St. Vincent | Masseducation: Album Review

Artist: St. Vincent
Album: Masseducation
Release date: Oct. 13th, 2017

Released on Oct. 13, MASSEDUCATION is a surreal, new twist on pop music from musician Annie Clark, also known as St. Vincent. Diverging from her usual indie-rock sound, Clark comes out with an album that addresses the superficiality of fame while still offering an intimate look into the singers own mind.

The album  begins with the track “Hang on Me,” which acts as an intimate ballad, perhaps from a hysterical lover. “I cannot stop the taxi cab from crashin’ / And only lovers will survive,” Clark sings. The chorus’ lead has an edgy, pulsing beat, with electric guitars drenched in synths. The track accent has a sluggish electro-pop beat and the vocals are muddied and distant, contributing to the image of a hysterical, scratchy-voiced, and drunken singer.  

The album concludes with “Smoking Section,” containing heart-wrenchingly intimate lyrics that describe Clark contemplating throwing herself off a roof in this ballad-like track.
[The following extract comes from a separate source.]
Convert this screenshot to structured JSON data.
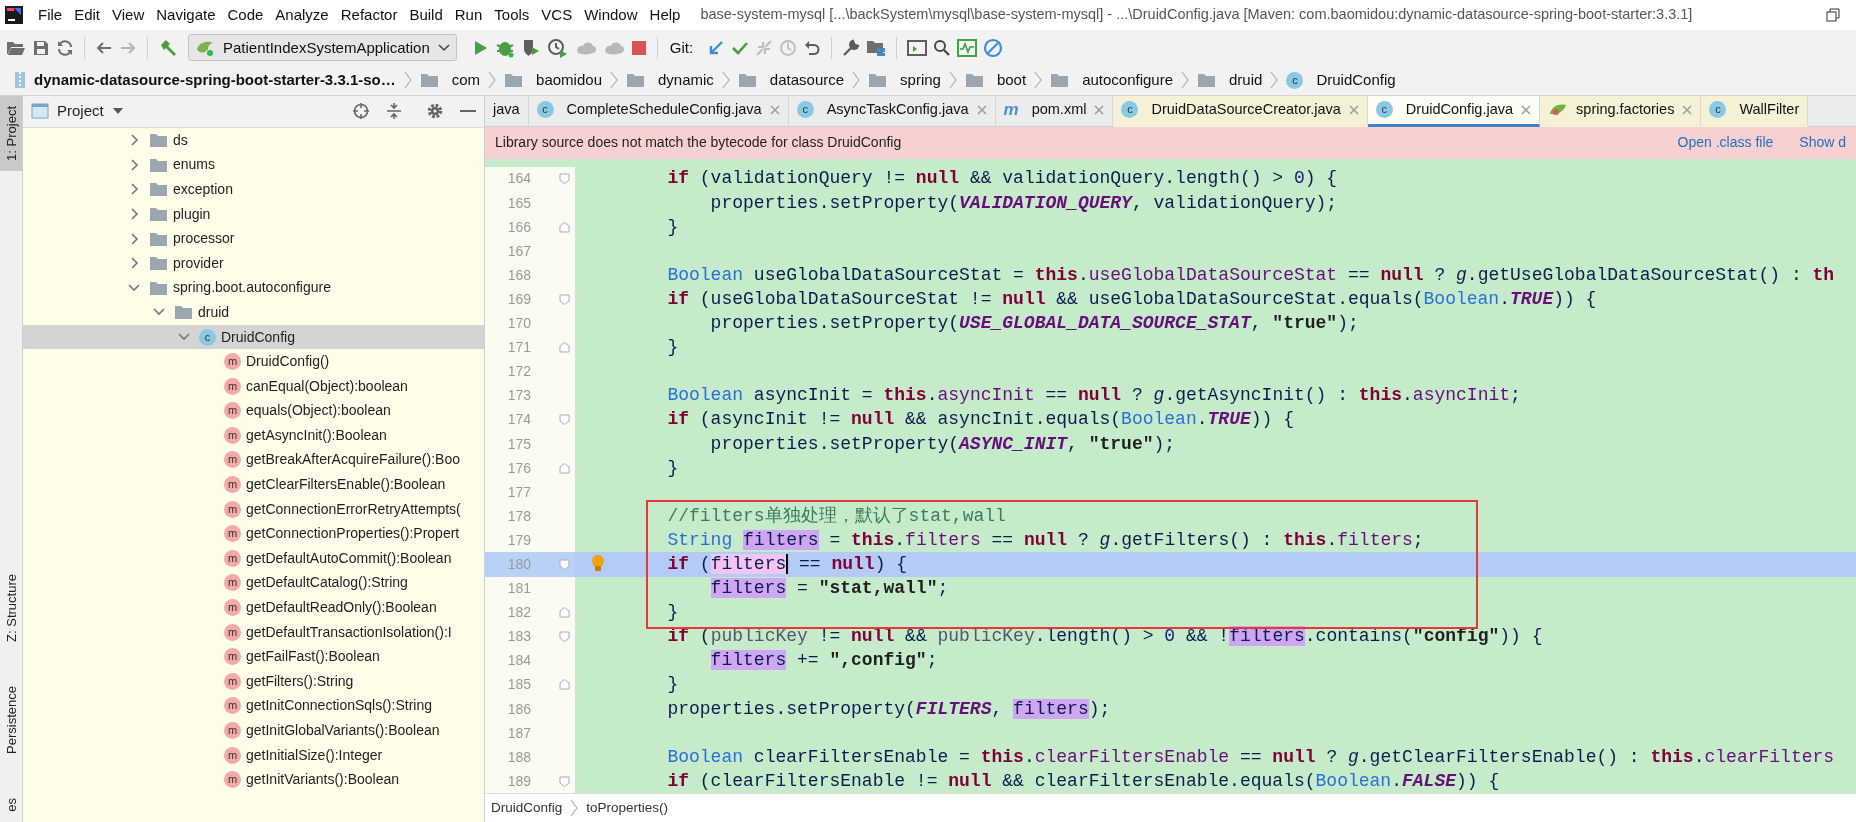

The song starts off with a piano accompanying Clark’s deep and breathy vocal style that plays well with the track’s smooth harmonies. The lead to the chorus starts with a hard rock beat. By utilizing the rhythm of drums and the use of steel guitar tones, it makes it both alluring and haunting.

MASSEDUCATION is mature and deeply personal. Emphasizing topics like false personas, gender roles, relationships, obligations, self-destructive behavior, and looming mortality, it is versatile, art-savvy, and a pivot to a new era of St. Vincent.